Dennoch ändert sich beim Verfassungsschutz einiges, nämlich; Alte Argumentationslinien, wie etwa „man versuche das laizistische Staatswesen der Türkei abzuschaffen und durch ein Staatswesen nach iranischem Vorbild zu ersetzen‘ verschwinden. Sie verschwinden aber nicht, weil wir uns etwa in diesem Punkt geändert hätten, sondern weil die Position der IGMG, dass es in der Türkei keinen Laizismus (im Sinne einer weltanschaulich-religiösen Neutralität des Staates) gibt, sondern eine nach hiesigen Verfassungsnormen undenkbare Religionskontrolle und somit keine Religionsfreiheit gibt, eine Tatsache ist, die inzwischen die Spatzen von den Dächern pfeifen. Nie war die IGMG gegen einen Laizismus, sondern stets gegen die Unterdrückung der Religionsfreiheit, wie sie neben den Muslimen leider auch den Christen in der Türkei widerfährt. An die Stelle solcher, nicht mehr haltbarer Argumentationen treten nunmehr vermehrt neue Konstruktionen, wie etwa: „Im Wege des Gruppenzwanges sollen Mitgliedern Pflichten auferlegt werden, die eine Einschränkung der garantierten Grundrechte bedeuten‘. Wiederum ohne Belege, wird nun diese Behauptung erhoben. Worin besteht denn der Gruppenzwang bei uns? Etwa in unseren Gottesdiensten oder unseren religiösen Vorstellungen? Und vor allem welche Grundrechtsausübung welches Mitglieds haben wir je beschränkt, sind nicht wir diejenigen, die in Prozessen vor deutschen Gerichten zum dutzendfach wiederholten Male Grundrechte für die Muslime erstritten haben.

Der Verfassungsschutz bedient nicht nur offizielle türkische Positionen, sondern lässt sich anscheinend auch massiv von dort beeinflussen. Spuren dieser türkischen Beeinflussung findet man bei genauer sprachlicher Analyse der Publikationen der Verfassungsschützer. Dort tauchen dann plötzlich für den deutschen Sprachgebrauch so ungewohnte Wörter wie „rückwärtsgewand‘ auf. Diese Sprachverwendung mag im Deutschen ungewohnt sein, im Türkischen ist es die eins zu eins Übersetzung des Kampfbegriffes „Irtica‘ der kemalistischen Elite in der Türkei, mit dem fast jede Menschenrechtsverletzung gerechtfertigt wird. Es fällt einem in beiden Sprachen beheimateten Beobachter schwer, sich des Eindrucks zu erwehren, dass es hier keine Textvorlagen von offizieller türkischer Seite gegeben hat.

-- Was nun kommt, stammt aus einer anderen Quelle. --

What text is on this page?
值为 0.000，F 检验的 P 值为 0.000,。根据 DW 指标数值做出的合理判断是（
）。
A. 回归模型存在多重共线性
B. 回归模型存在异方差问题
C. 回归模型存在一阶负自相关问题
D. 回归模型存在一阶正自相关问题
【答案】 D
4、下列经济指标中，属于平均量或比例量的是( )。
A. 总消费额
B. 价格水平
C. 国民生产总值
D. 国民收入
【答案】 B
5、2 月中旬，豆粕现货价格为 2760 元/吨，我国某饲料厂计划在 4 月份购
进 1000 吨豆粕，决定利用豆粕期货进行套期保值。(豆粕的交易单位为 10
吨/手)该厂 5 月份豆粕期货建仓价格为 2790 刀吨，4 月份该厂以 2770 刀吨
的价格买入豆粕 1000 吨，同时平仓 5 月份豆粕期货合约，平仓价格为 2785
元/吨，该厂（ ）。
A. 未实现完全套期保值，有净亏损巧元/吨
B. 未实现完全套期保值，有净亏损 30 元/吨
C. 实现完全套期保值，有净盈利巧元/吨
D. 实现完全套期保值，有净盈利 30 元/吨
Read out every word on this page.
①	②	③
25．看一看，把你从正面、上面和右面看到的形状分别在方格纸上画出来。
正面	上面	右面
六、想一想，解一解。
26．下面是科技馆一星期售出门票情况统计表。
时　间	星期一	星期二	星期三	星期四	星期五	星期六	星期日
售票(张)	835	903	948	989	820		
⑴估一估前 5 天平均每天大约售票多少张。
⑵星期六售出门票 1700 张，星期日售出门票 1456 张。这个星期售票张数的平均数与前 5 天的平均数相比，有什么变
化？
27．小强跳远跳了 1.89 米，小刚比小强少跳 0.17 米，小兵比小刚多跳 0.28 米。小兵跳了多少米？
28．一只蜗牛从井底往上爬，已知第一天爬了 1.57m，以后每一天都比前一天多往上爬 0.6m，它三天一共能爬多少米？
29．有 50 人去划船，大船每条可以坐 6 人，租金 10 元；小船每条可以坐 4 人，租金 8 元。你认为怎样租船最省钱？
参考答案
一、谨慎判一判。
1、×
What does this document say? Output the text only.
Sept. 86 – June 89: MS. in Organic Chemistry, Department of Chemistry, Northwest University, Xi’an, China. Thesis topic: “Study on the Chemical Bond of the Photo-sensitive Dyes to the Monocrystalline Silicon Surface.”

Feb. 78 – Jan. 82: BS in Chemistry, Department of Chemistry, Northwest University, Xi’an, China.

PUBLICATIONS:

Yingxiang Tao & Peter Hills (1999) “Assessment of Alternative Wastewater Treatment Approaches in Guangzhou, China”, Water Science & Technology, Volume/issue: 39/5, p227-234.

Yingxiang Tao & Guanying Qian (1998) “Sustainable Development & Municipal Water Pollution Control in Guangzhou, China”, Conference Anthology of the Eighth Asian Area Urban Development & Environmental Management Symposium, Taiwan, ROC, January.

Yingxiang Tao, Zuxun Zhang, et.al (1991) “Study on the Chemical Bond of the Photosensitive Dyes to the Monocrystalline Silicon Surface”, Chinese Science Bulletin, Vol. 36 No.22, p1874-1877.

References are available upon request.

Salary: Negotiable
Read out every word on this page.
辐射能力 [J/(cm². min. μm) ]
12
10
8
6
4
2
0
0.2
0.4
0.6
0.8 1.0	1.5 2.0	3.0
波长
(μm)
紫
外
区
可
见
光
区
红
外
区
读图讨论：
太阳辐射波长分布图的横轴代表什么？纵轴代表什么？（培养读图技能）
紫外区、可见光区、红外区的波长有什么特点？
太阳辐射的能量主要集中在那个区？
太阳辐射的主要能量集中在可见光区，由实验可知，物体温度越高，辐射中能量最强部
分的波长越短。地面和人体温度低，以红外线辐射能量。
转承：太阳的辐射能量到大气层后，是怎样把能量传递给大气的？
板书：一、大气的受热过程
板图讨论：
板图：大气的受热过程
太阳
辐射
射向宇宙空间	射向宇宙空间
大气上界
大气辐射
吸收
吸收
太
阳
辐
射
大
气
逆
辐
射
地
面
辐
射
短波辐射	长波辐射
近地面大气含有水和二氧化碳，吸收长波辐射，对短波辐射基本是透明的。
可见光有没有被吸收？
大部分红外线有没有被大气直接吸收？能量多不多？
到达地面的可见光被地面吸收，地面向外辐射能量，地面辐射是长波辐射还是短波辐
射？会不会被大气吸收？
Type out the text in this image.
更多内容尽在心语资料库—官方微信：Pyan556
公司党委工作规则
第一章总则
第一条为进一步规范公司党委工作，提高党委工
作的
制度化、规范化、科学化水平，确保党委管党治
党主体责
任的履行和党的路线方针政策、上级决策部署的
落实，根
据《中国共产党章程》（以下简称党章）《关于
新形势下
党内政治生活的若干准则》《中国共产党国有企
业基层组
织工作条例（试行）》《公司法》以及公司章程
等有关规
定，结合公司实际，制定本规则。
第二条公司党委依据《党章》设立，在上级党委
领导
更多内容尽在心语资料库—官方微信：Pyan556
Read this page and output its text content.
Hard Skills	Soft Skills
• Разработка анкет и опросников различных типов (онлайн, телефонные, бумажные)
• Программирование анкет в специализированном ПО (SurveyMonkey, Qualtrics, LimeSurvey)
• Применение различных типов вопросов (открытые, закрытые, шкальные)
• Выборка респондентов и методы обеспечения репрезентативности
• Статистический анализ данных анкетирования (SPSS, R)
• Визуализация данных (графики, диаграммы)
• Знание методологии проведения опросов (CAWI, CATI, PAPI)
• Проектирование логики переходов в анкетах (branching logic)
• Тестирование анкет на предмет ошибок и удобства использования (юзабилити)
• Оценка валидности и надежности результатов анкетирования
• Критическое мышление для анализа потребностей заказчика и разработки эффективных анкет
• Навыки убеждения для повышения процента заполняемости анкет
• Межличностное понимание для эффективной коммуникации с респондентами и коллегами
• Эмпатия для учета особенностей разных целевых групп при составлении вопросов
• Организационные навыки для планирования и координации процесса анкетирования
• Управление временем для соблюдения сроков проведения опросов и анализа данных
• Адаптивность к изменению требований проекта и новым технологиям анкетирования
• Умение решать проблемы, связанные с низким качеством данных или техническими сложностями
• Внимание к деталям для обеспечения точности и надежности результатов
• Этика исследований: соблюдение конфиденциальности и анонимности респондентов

Wo, so fragt man sich, sind eigentlich die harten Fakten die keiner weiteren Interpretation bedürfen, um die Verfassungsfeindlichkeit der IGMG zu belegen. Wo sind Äußerungen, Handlungen und Absichten gegen eines der Kerninhalte der freiheitlich demokratischen Grundordnung ? Wo sind Äußerungen gegen die Rechtmäßigkeit der Opposition, der Unabhängigkeit der Gerichte, die freie Presse, der Gewaltenteilung im Staate, die Menschenrechte ? Wo sind Bestrebungen, Äußerungen oder Handlungen die tatsächlich oder beabsichtigt ein Verfassungsorgan in seiner Auftragsausführung hemmt oder behindert ?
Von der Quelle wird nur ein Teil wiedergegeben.